2. The rammer of claim 1 which is circular. 3. An airframe self-supporting effective surface provided on a lower surface of the pressing plate that is in contact with the ground in parallel with the ground, wherein the airframe self-supporting effective surface is centered on the airframe weight centerline B lowered vertically from the center of gravity G of the airframe to the ground. A range R having a radius of a length r between the vehicle body center line A and the vehicle body center line A, which is inclined down to the ground along the length direction of the body legs.
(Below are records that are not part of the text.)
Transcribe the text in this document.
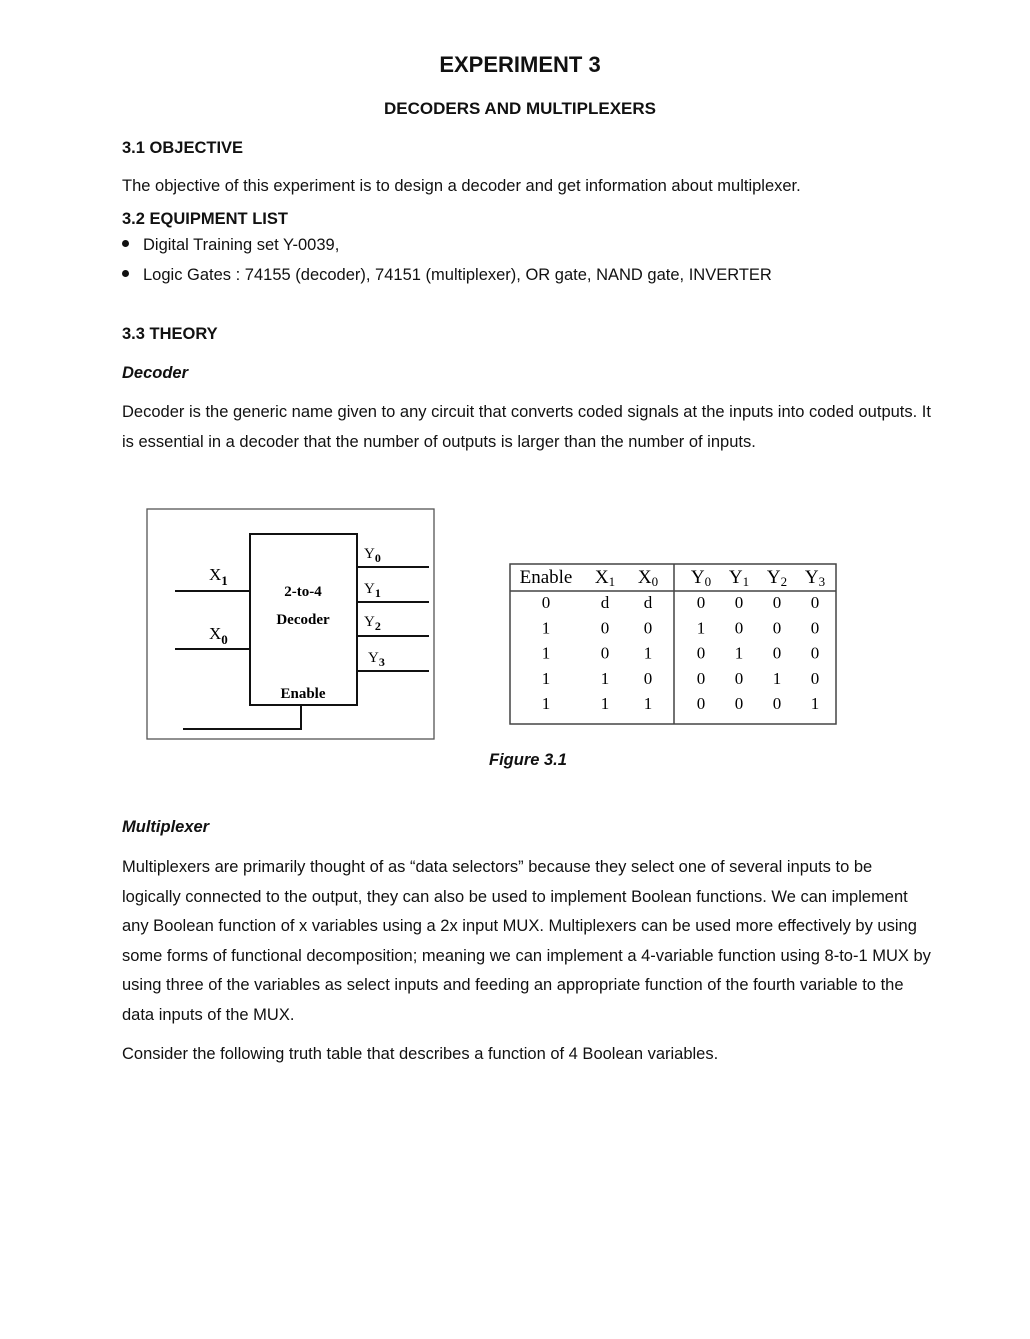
EXPERIMENT 3
DECODERS AND MULTIPLEXERS
3.1 OBJECTIVE
The objective of this experiment is to design a decoder and get information about multiplexer.
3.2 EQUIPMENT LIST
Digital Training set Y-0039,
Logic Gates : 74155 (decoder), 74151 (multiplexer), OR gate, NAND gate, INVERTER
3.3 THEORY
Decoder
Decoder is the generic name given to any circuit that converts coded signals at the inputs into coded outputs. It is essential in a decoder that the number of outputs is larger than the number of inputs.
2-to-4
Decoder
Enable
$X_1$
$X_0$
$Y_0$
$Y_1$
$Y_2$
$Y_3$
Enable X1 X0 Y0 Y1 Y2 Y3
0	d d	0 0 0 0
1	0 0	1 0 0 0
1	0 1	0 1 0 0
1	1 0	0 0 1 0
1	1 1	0 0 0 1
Figure 3.1
Multiplexer
Multiplexers are primarily thought of as “data selectors” because they select one of several inputs to be logically connected to the output, they can also be used to implement Boolean functions. We can implement any Boolean function of x variables using a 2x input MUX. Multiplexers can be used more effectively by using some forms of functional decomposition; meaning we can implement a 4-variable function using 8-to-1 MUX by using three of the variables as select inputs and feeding an appropriate function of the fourth variable to the data inputs of the MUX.
Consider the following truth table that describes a function of 4 Boolean variables.
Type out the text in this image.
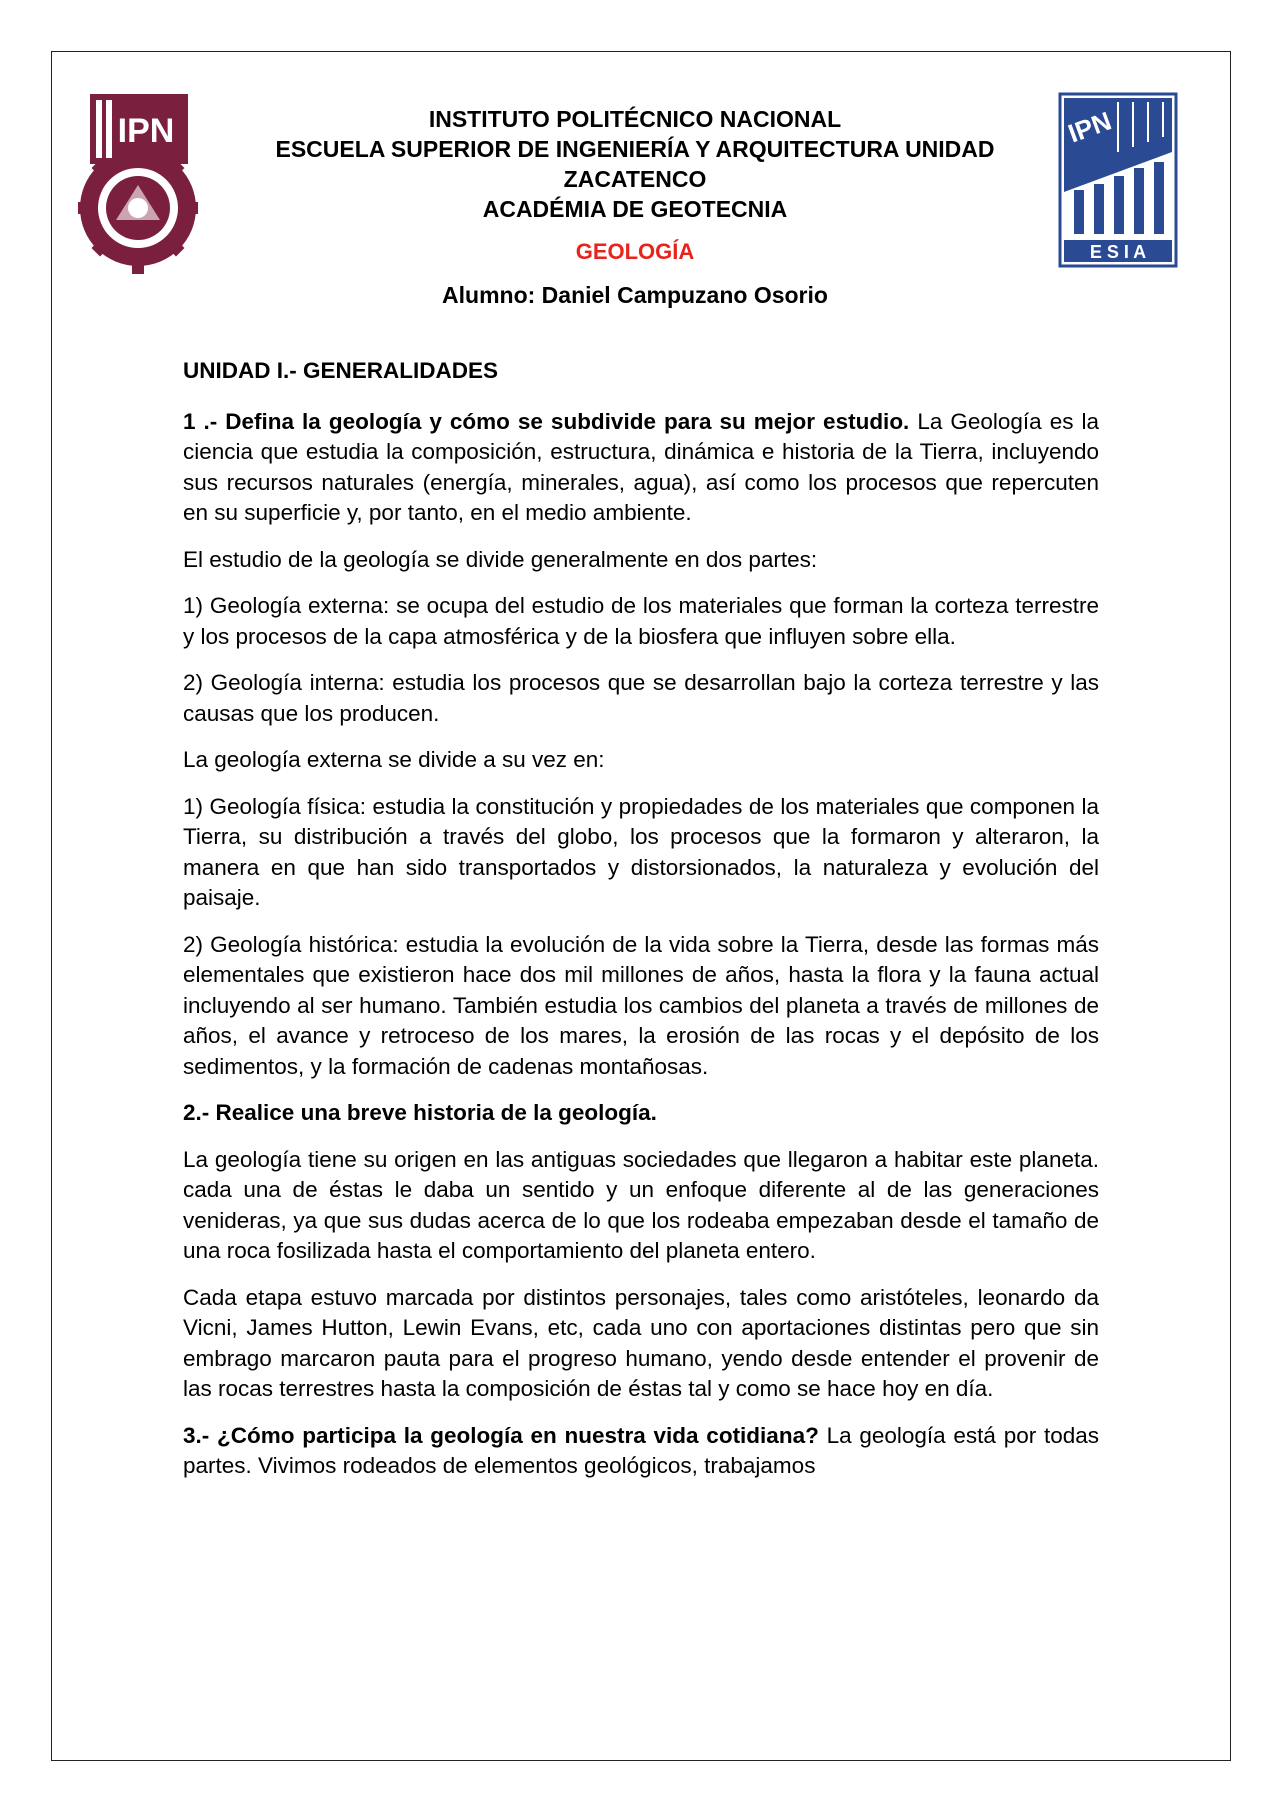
IPN	INSTITUTO POLITÉCNICO NACIONAL
ESCUELA SUPERIOR DE INGENIERÍA Y ARQUITECTURA UNIDAD
ZACATENCO
ACADÉMIA DE GEOTECNIA
GEOLOGÍA
Alumno: Daniel Campuzano Osorio
IPN
E S I A

UNIDAD I.- GENERALIDADES

1 .- Defina la geología y cómo se subdivide para su mejor estudio. La Geología es la ciencia que estudia la composición, estructura, dinámica e historia de la Tierra, incluyendo sus recursos naturales (energía, minerales, agua), así como los procesos que repercuten en su superficie y, por tanto, en el medio ambiente.

El estudio de la geología se divide generalmente en dos partes:

1) Geología externa: se ocupa del estudio de los materiales que forman la corteza terrestre y los procesos de la capa atmosférica y de la biosfera que influyen sobre ella.

2) Geología interna: estudia los procesos que se desarrollan bajo la corteza terrestre y las causas que los producen.

La geología externa se divide a su vez en:

1) Geología física: estudia la constitución y propiedades de los materiales que componen la Tierra, su distribución a través del globo, los procesos que la formaron y alteraron, la manera en que han sido transportados y distorsionados, la naturaleza y evolución del paisaje.

2) Geología histórica: estudia la evolución de la vida sobre la Tierra, desde las formas más elementales que existieron hace dos mil millones de años, hasta la flora y la fauna actual incluyendo al ser humano. También estudia los cambios del planeta a través de millones de años, el avance y retroceso de los mares, la erosión de las rocas y el depósito de los sedimentos, y la formación de cadenas montañosas.

2.- Realice una breve historia de la geología.

La geología tiene su origen en las antiguas sociedades que llegaron a habitar este planeta. cada una de éstas le daba un sentido y un enfoque diferente al de las generaciones venideras, ya que sus dudas acerca de lo que los rodeaba empezaban desde el tamaño de una roca fosilizada hasta el comportamiento del planeta entero.

Cada etapa estuvo marcada por distintos personajes, tales como aristóteles, leonardo da Vicni, James Hutton, Lewin Evans, etc, cada uno con aportaciones distintas pero que sin embrago marcaron pauta para el progreso humano, yendo desde entender el provenir de las rocas terrestres hasta la composición de éstas tal y como se hace hoy en día.

3.- ¿Cómo participa la geología en nuestra vida cotidiana? La geología está por todas partes. Vivimos rodeados de elementos geológicos, trabajamos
The rammer according to claim 1, wherein the rammer has a square shape. 4. An inclined surface provided on the outer periphery centered on the self-supporting effective surface of the fuselage so as to rise in the outer edge direction of the rolled plate,
The rammer according to any one of claims 1 to 3, wherein the rammer is a slope that rises linearly from the self-supporting effective surface of the fuselage toward the outer edge of the pressing plate. 5. An inclined surface provided on the outer periphery centering on the self-supporting effective surface of the fuselage so as to rise in the outer edge direction of the rolled plate,
The rammer according to any one of claims 1 to 3, wherein the rammer is a slope that rises from the self-supporting effective surface of the fuselage toward the outer edge of the pressed plate in a convex curved shape. 6. The rammer according to any one of claims 1 to 5, wherein the consolidation plate is provided with inclined notched sides at four corners to form a plane octagon.